In the following days, we settled into our diving routines, gradually acclimatising to the wind and the cold. More important, we learned the key to survival in the Antarctic, which is always to expect the unexpected. One of the Zodiac excursions was treated to an avalanche, followed by the spectacular collapse of 50m ice towers into the sea. We even found ourselves expanding our ice vocabulary, with polynyas, growlers, bergy bits, hummocks and bummocks slipping off our tongues as easily as a seal off an ice floe. Not the sort of banter you get at Swanage Pier.

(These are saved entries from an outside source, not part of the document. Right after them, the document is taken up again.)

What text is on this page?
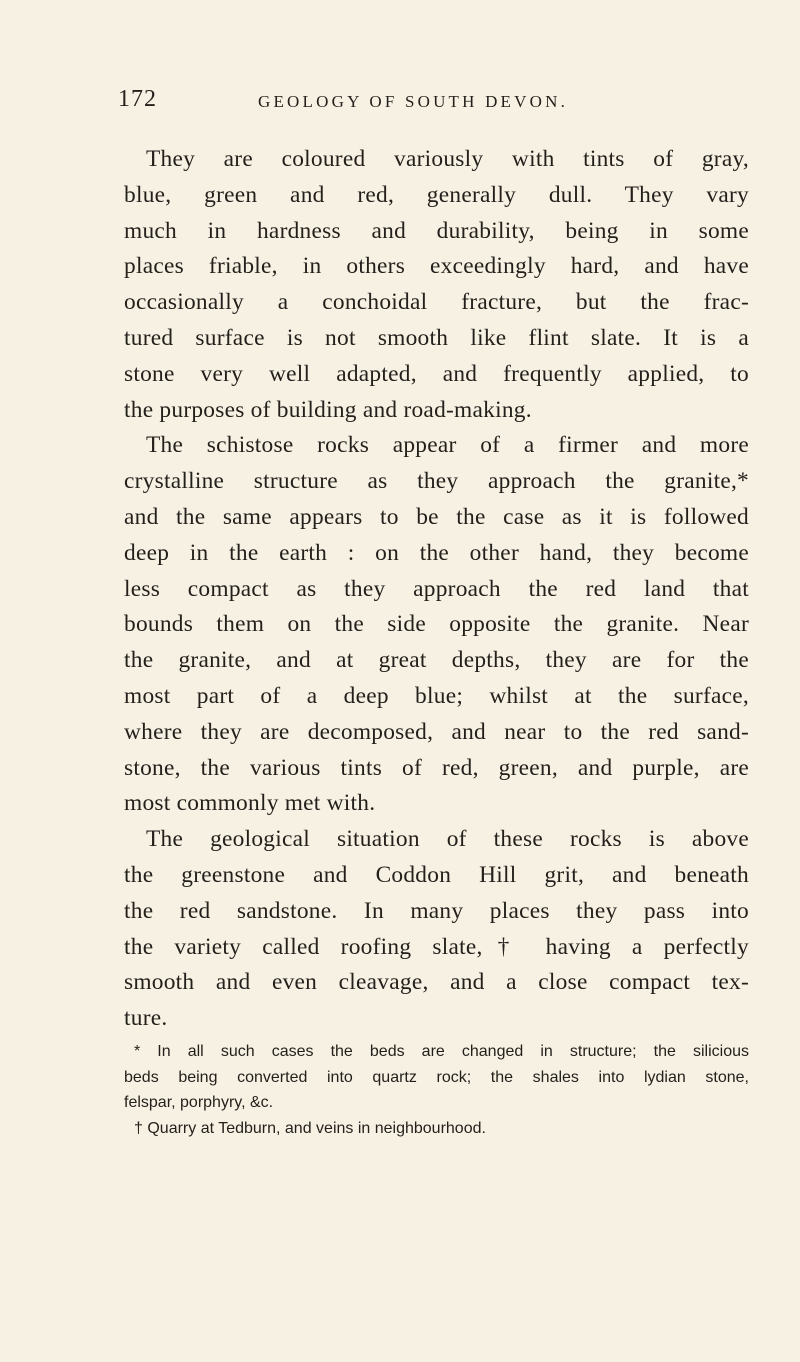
172	GEOLOGY OF SOUTH DEVON.
They are coloured variously with tints of gray,
blue, green and red, generally dull. They vary
much in hardness and durability, being in some
places friable, in others exceedingly hard, and have
occasionally a conchoidal fracture, but the frac-
tured surface is not smooth like flint slate. It is a
stone very well adapted, and frequently applied, to
the purposes of building and road-making.
The schistose rocks appear of a firmer and more
crystalline structure as they approach the granite,*
and the same appears to be the case as it is followed
deep in the earth : on the other hand, they become
less compact as they approach the red land that
bounds them on the side opposite the granite. Near
the granite, and at great depths, they are for the
most part of a deep blue; whilst at the surface,
where they are decomposed, and near to the red sand-
stone, the various tints of red, green, and purple, are
most commonly met with.
The geological situation of these rocks is above
the greenstone and Coddon Hill grit, and beneath
the red sandstone. In many places they pass into
the variety called roofing slate,† having a perfectly
smooth and even cleavage, and a close compact tex-
ture.
* In all such cases the beds are changed in structure; the silicious
beds being converted into quartz rock; the shales into lydian stone,
felspar, porphyry, &c.
† Quarry at Tedburn, and veins in neighbourhood.
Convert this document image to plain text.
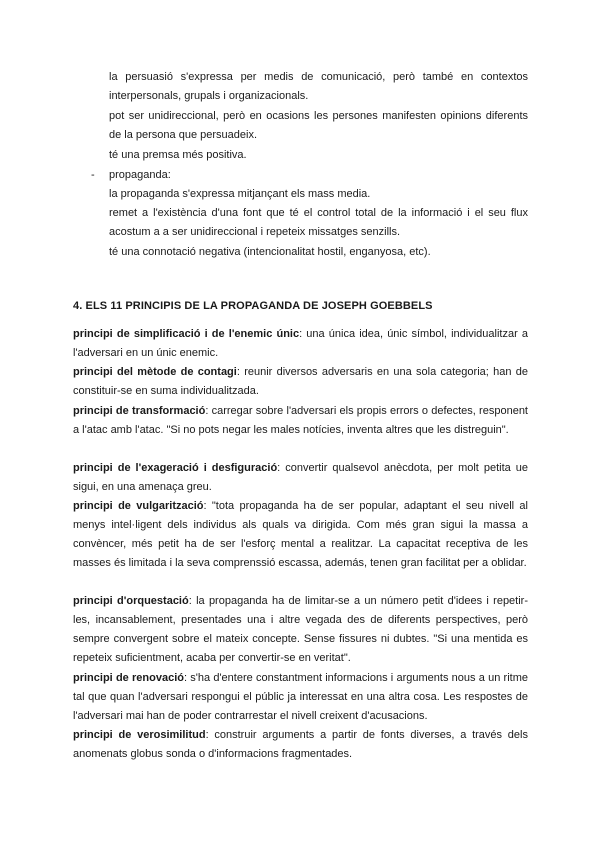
la persuasió s'expressa per medis de comunicació, però també en contextos interpersonals, grupals i organizacionals.

pot ser unidireccional, però en ocasions les persones manifesten opinions diferents de la persona que persuadeix.

té una premsa més positiva.

- propaganda:

la propaganda s'expressa mitjançant els mass media.

remet a l'existència d'una font que té el control total de la informació i el seu flux acostum a a ser unidireccional i repeteix missatges senzills.

té una connotació negativa (intencionalitat hostil, enganyosa, etc).

4. ELS 11 PRINCIPIS DE LA PROPAGANDA DE JOSEPH GOEBBELS

principi de simplificació i de l'enemic únic: una única idea, únic símbol, individualitzar a l'adversari en un únic enemic.

principi del mètode de contagi: reunir diversos adversaris en una sola categoria; han de constituir-se en suma individualitzada.

principi de transformació: carregar sobre l'adversari els propis errors o defectes, responent a l'atac amb l'atac. "Si no pots negar les males notícies, inventa altres que les distreguin".

principi de l'exageració i desfiguració: convertir qualsevol anècdota, per molt petita ue sigui, en una amenaça greu.

principi de vulgarització: "tota propaganda ha de ser popular, adaptant el seu nivell al menys intel·ligent dels individus als quals va dirigida. Com més gran sigui la massa a convèncer, més petit ha de ser l'esforç mental a realitzar. La capacitat receptiva de les masses és limitada i la seva comprenssió escassa, además, tenen gran facilitat per a oblidar.

principi d'orquestació: la propaganda ha de limitar-se a un número petit d'idees i repetir-les, incansablement, presentades una i altre vegada des de diferents perspectives, però sempre convergent sobre el mateix concepte. Sense fissures ni dubtes. "Si una mentida es repeteix suficientment, acaba per convertir-se en veritat".

principi de renovació: s'ha d'entere constantment informacions i arguments nous a un ritme tal que quan l'adversari respongui el públic ja interessat en una altra cosa. Les respostes de l'adversari mai han de poder contrarrestar el nivell creixent d'acusacions.

principi de verosimilitud: construir arguments a partir de fonts diverses, a través dels anomenats globus sonda o d'informacions fragmentades.
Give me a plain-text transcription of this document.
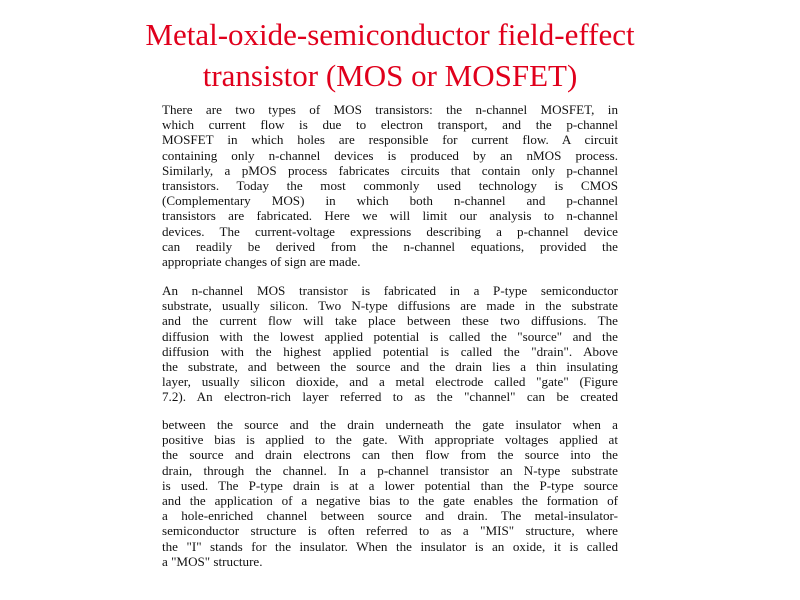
Metal-oxide-semiconductor field-effect
transistor (MOS or MOSFET)
There are two types of MOS transistors: the n-channel MOSFET, in
which current flow is due to electron transport, and the p-channel
MOSFET in which holes are responsible for current flow. A circuit
containing only n-channel devices is produced by an nMOS process.
Similarly, a pMOS process fabricates circuits that contain only p-channel
transistors. Today the most commonly used technology is CMOS
(Complementary MOS) in which both n-channel and p-channel
transistors are fabricated. Here we will limit our analysis to n-channel
devices. The current-voltage expressions describing a p-channel device
can readily be derived from the n-channel equations, provided the
appropriate changes of sign are made.
An n-channel MOS transistor is fabricated in a P-type semiconductor
substrate, usually silicon. Two N-type diffusions are made in the substrate
and the current flow will take place between these two diffusions. The
diffusion with the lowest applied potential is called the "source" and the
diffusion with the highest applied potential is called the "drain". Above
the substrate, and between the source and the drain lies a thin insulating
layer, usually silicon dioxide, and a metal electrode called "gate" (Figure
7.2). An electron-rich layer referred to as the "channel" can be created
between the source and the drain underneath the gate insulator when a
positive bias is applied to the gate. With appropriate voltages applied at
the source and drain electrons can then flow from the source into the
drain, through the channel. In a p-channel transistor an N-type substrate
is used. The P-type drain is at a lower potential than the P-type source
and the application of a negative bias to the gate enables the formation of
a hole-enriched channel between source and drain. The metal-insulator-
semiconductor structure is often referred to as a "MIS" structure, where
the "I" stands for the insulator. When the insulator is an oxide, it is called
a "MOS" structure.
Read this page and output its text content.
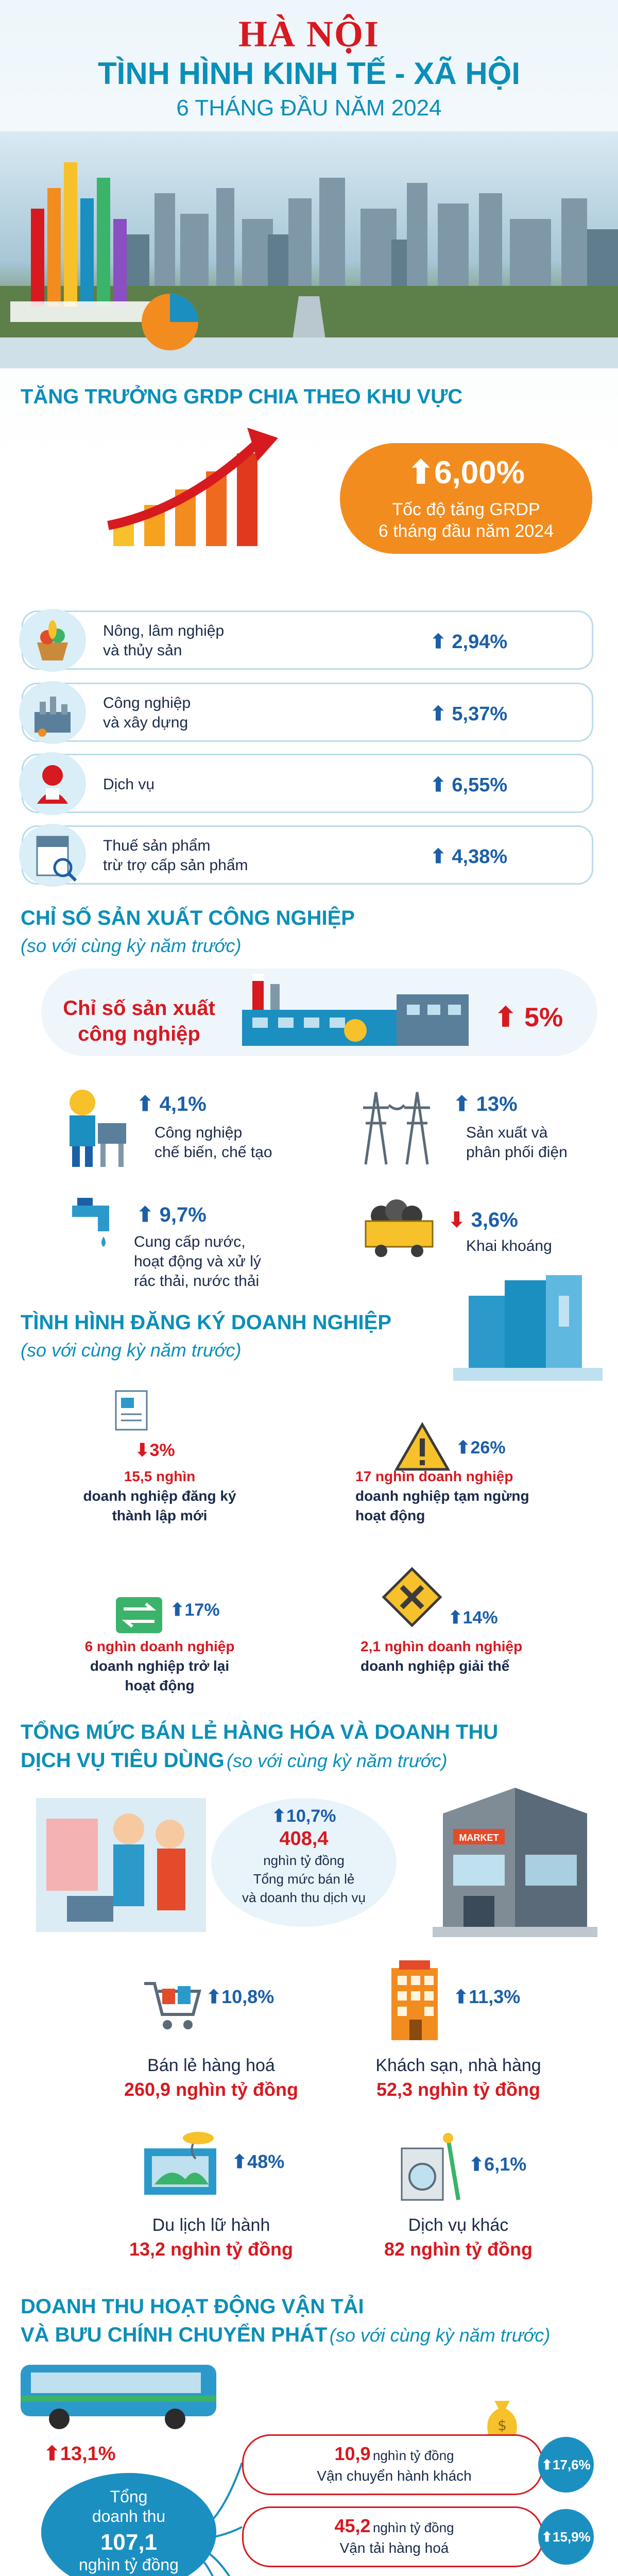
HÀ NỘI
TÌNH HÌNH KINH TẾ - XÃ HỘI
6 THÁNG ĐẦU NĂM 2024
TĂNG TRƯỞNG GRDP CHIA THEO KHU VỰC
⬆6,00%
Tốc độ tăng GRDP
6 tháng đầu năm 2024
Nông, lâm nghiệp
và thủy sản	⬆ 2,94%
Công nghiệp
và xây dựng	⬆ 5,37%
Dịch vụ	⬆ 6,55%
Thuế sản phẩm
trừ trợ cấp sản phẩm	⬆ 4,38%
CHỈ SỐ SẢN XUẤT CÔNG NGHIỆP
(so với cùng kỳ năm trước)
Chỉ số sản xuất
công nghiệp
⬆ 5%
⬆ 4,1%
Công nghiệp
chế biến, chế tạo
⬆ 13%
Sản xuất và
phân phối điện
⬆ 9,7%
Cung cấp nước,
hoạt động và xử lý
rác thải, nước thải
⬇ 3,6%
Khai khoáng
TÌNH HÌNH ĐĂNG KÝ DOANH NGHIỆP
(so với cùng kỳ năm trước)
⬇3%
15,5 nghìn
doanh nghiệp đăng ký
thành lập mới
⬆26%
17 nghìn doanh nghiệp
doanh nghiệp tạm ngừng
hoạt động
⬆17%
6 nghìn doanh nghiệp
doanh nghiệp trở lại
hoạt động
⬆14%
2,1 nghìn doanh nghiệp
doanh nghiệp giải thể
TỔNG MỨC BÁN LẺ HÀNG HÓA VÀ DOANH THU
DỊCH VỤ TIÊU DÙNG (so với cùng kỳ năm trước)
⬆10,7%
408,4
nghìn tỷ đồng
Tổng mức bán lẻ
và doanh thu dịch vụ
MARKET
⬆10,8%
Bán lẻ hàng hoá
260,9 nghìn tỷ đồng
⬆11,3%
Khách sạn, nhà hàng
52,3 nghìn tỷ đồng
⬆48%
Du lịch lữ hành
13,2 nghìn tỷ đồng
⬆6,1%
Dịch vụ khác
82 nghìn tỷ đồng
DOANH THU HOẠT ĐỘNG VẬN TẢI
VÀ BƯU CHÍNH CHUYỂN PHÁT (so với cùng kỳ năm trước)
⬆13,1%
Tổng
doanh thu
107,1
nghìn tỷ đồng
$
10,9 nghìn tỷ đồng
Vận chuyển hành khách
⬆ 17,6%
45,2 nghìn tỷ đồng
Vận tải hàng hoá
⬆ 15,9%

The Antarctic is an utterly bewitching experience, but all the more enjoyable when sampled from the vantage of a well-heated boat, crammed to the gunwales with luxuries and scientists all too eager to provide a commentary on the strange sights. Like the crew of the Endurance [British explorer Ernest Shackleton’s ship] some 80 years before us, we played football on the ice, the difference being that we knew a speedy RIB journey would take us back to glasses of mulled wine and warm cabins.



Breaking the ice: the MV Professor Molchanov, ‘a well-heated boat, crammed with luxuries and scientists’, stops off in the Antarctic Peninsula
There were a lot of tough guys on the boat, but I was always conscious of the danger, the cold and the swells. I’d love to say, as Shackleton did, that ‘by endurance we conquered’, but the reality is that Antarctica let us pass. A privilege.